Old 97’s & Waylon Jennings

The first thing you hear is an electric guitar with a three-pack-a-day rasp, Duane Eddying its way through a twangy hook; the bass string – fretted at F – rings out, barking against the rest of the riff as it chases its tail to resolution. Another pass through and here comes the snap of the snare and the bawoop of the bass falling into position with a second six-string chugging out the rhythm as the lead guitar twangorams its way to a big open chord to end the intro.

Omnivore Recordings

Omnivore Recordings

And then comes the voice – that voice:

A hundred lists of reasons I keep ‘round
Why I never had a family
Why I never settled down
Why I’d sooner in the mirror see a hobo lookin’ low
But the reasons now escape me as I walk the iron road

And there’s no question about who that is, boys and girls: that’s ol’ Hoss hisself, Waylon Jennings – lost to us all back in February of 2002, but live and powerful here on “Iron Road” – one of two tracks recently unearthed from the vaults of the Old 97’s.

The backstory is a cool one that could have come right out of the pages of Head Neck Outlaw Country Comix, if there ever had been such a thing: young alt-country band (that would be the Old 97’s) plays a radio convention as they await the release of their debut album back in 1996; one of their heroes (that would be Waylon) is sitting in the front row during their gig – which blows the collective minds of the young band. Soon after said gig, the old hero brags up the young band to a big-league newspaper (that would be the Austin Chronicle), which doesn’t hurt their cause one bit. The band writes their hero a letter of thanks, summoning up the courage to add that if he ever wanted to make some music together …

Ol' Hoss and the boys in the studio (Photo from North Folk Sound)

Ol’ Hoss and the boys in the studio (Photo from North Folk Sound)
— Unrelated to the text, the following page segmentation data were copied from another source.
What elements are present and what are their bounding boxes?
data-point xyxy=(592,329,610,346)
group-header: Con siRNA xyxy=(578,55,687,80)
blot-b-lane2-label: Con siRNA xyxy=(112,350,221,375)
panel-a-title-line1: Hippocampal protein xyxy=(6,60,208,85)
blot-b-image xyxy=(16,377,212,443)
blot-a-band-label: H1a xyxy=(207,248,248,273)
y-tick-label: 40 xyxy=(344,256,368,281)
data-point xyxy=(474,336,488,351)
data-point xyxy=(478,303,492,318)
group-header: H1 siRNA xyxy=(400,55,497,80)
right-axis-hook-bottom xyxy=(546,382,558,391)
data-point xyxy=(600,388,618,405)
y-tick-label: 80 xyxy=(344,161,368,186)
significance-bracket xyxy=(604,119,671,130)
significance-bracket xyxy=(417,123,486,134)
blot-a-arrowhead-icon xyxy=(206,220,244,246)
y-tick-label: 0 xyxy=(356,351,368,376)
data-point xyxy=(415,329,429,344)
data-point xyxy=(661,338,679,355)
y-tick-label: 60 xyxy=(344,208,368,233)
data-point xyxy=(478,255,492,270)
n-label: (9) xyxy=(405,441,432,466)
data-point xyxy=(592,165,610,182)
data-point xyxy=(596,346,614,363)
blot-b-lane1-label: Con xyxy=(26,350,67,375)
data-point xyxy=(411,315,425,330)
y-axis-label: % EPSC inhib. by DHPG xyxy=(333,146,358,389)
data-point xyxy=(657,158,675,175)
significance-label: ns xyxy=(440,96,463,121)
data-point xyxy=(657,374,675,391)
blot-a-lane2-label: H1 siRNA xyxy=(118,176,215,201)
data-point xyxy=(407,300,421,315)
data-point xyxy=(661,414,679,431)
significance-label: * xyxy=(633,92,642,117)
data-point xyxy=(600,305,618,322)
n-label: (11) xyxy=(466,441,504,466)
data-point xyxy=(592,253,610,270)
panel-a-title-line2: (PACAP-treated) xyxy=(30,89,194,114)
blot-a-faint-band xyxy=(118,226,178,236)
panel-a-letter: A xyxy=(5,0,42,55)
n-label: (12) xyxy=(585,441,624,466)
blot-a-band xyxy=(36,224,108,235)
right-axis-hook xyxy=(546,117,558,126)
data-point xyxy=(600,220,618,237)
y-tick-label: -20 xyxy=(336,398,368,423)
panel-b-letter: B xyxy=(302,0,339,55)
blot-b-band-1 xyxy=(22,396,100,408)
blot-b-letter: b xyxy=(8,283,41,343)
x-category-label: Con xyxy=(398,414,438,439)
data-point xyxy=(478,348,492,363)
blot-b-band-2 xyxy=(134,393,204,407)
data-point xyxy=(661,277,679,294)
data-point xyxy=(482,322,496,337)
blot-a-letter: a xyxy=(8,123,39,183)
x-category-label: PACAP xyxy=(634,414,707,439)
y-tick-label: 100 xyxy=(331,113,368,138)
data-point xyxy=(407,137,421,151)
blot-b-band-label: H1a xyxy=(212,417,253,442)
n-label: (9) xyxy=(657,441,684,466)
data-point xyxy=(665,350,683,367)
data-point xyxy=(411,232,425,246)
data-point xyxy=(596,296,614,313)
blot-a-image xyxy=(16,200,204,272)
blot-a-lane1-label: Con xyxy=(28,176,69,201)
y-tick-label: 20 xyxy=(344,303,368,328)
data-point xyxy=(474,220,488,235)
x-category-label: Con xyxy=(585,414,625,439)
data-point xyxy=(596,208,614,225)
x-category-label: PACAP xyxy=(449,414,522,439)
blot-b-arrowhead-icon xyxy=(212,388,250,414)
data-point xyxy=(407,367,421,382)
Old 97’s & Waylon Jennings is a six-tune EP that offers up the results of an historic sitdown in a Nashville studio back in 1996 between Jennings and the Old 97’s (guitarist/vocalist Rhett Miller, guitarist Ken Bethea, Murray Hammond on bass and vocals, Philip Peeples on drums). To be clear, only the two opening cuts are from the multi-generational outlaw country summit – but the remaining four demos will tickle both newcomers to the world of the Old 97’s and longtime riders alike.